Have you ever desperately wanted to change someone else’s behaviour? Were you successful? How long did the change last?
As a leader, influencing others to alter their behaviour is part of the job. Not everyone comes to your organization ready to achieve the goals and objectives of the company right from day one. Many require guidance to be able to ‘get out of their own way’ and hit their deliverables.
However, influencing the type of change needed is incredibly nuanced. With the executives I coach, the most effective construct I’ve used over the years to help demystify this, is to ask them plainly, “Are you trying to change this person’s height?”
Here’s what I mean by that.
For simplicity’s sake, let’s just break human personality into two components: behavioural profiles and emotional intelligence. Your behavioural profile represents your hard-coded preferences. These profiles are often determined by some form of psychometrics assessment. Emotional intelligence is the ability to identify and manage one’s own emotions as well as the emotions of others. It is grown through lived experience.
Which means, your behavioural profile is akin to your height while your level of EQ is akin to your weight.

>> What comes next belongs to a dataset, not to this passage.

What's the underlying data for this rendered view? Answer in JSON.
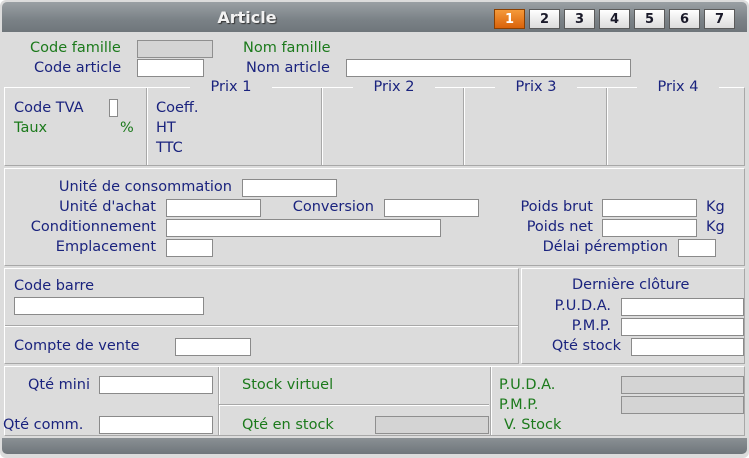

If you’re reading this, unless you are an exceptionally keen and curious high school student with a passion for organizational psychology, you are most likely an adult. As an adult, you will never be taller than you are right now. Think about it. If you had your annual check-up and your doctor came to you and said, “I’d like to see you grow 3 more inches by your next check-up”, you’d look at her as if she’s crazy. If however, she said, “I’d like to see you drop 10-15 lbs by the next time we meet”, you may not love the message, but you would leave believing that it’s possible.
The same construct applies to influencing behavioural change in others. Their behavioural type, whether it’s a DI in DiSC, an INTJ in Meyers-Briggs, or a Red-Yellow in our system, becomes fixed at a certain point in their life, just like their height did. Once it ‘sets’ is doesn’t change.
Their weight however, is forever within their control. They can get bigger or smaller with changes in their diet, exercise routine and lifestyle. So too, their ability to self-regulate their emotions, is forever within their control. Just like controlling their weight though, it requires daily commitment. No one can attend a workshop on EQ and claim to be emotionally intelligent just like no one can attend a 2-hour fitness bootcamp and claim to be in shape.
Where most leaders stumble when it comes to influencing change in their people, is they try to get the person to change things that cannot be changed. They are ‘trying to change their height’. They tell a Red to be more patient, a Green to be less sensitive, a Blue to be more open-minded and a Yellow to be more focused. They speak in absolutes by pointing out the damage the person’s trait is causing as if realizing that damage is enough for this person to change. If someone were insanely tall, and they kept breaking the fire exit sign hanging from the ceiling because of it, it’s not as though they can go home, focus really hard, and come back the next day shorter.
They can however, be taught to duck.
Emotional intelligence is the ability to be self-aware of your traits, know whether those traits are assets or liabilities in certain situations, and adjust to make those traits less of a liability. The objective is NOT to change the traits because the traits can’t be changed.
Growing your people’s situational awareness gives them the ability to learn how and when to ‘duck’. The second the obstacle is out of the way however; they are free to stand tall again. In a behavioural context this means helping people know when to speak up or stand down. It means helping them learn when to work harder or take a break. It doesn’t mean altering their natural tendency to do any of these things.
Because here’s the real truth, even if you could change a trait in someone you shouldn’t want to. Impatience in one setting is drive in another. Being ‘too-sensitive’ in one setting is being empathetic in another. Being controlling in one setting is being disciplined in another.
You need to realize that even if you somehow were successful in getting someone to become shorter, who’d you go to when you needed something from the top shelf?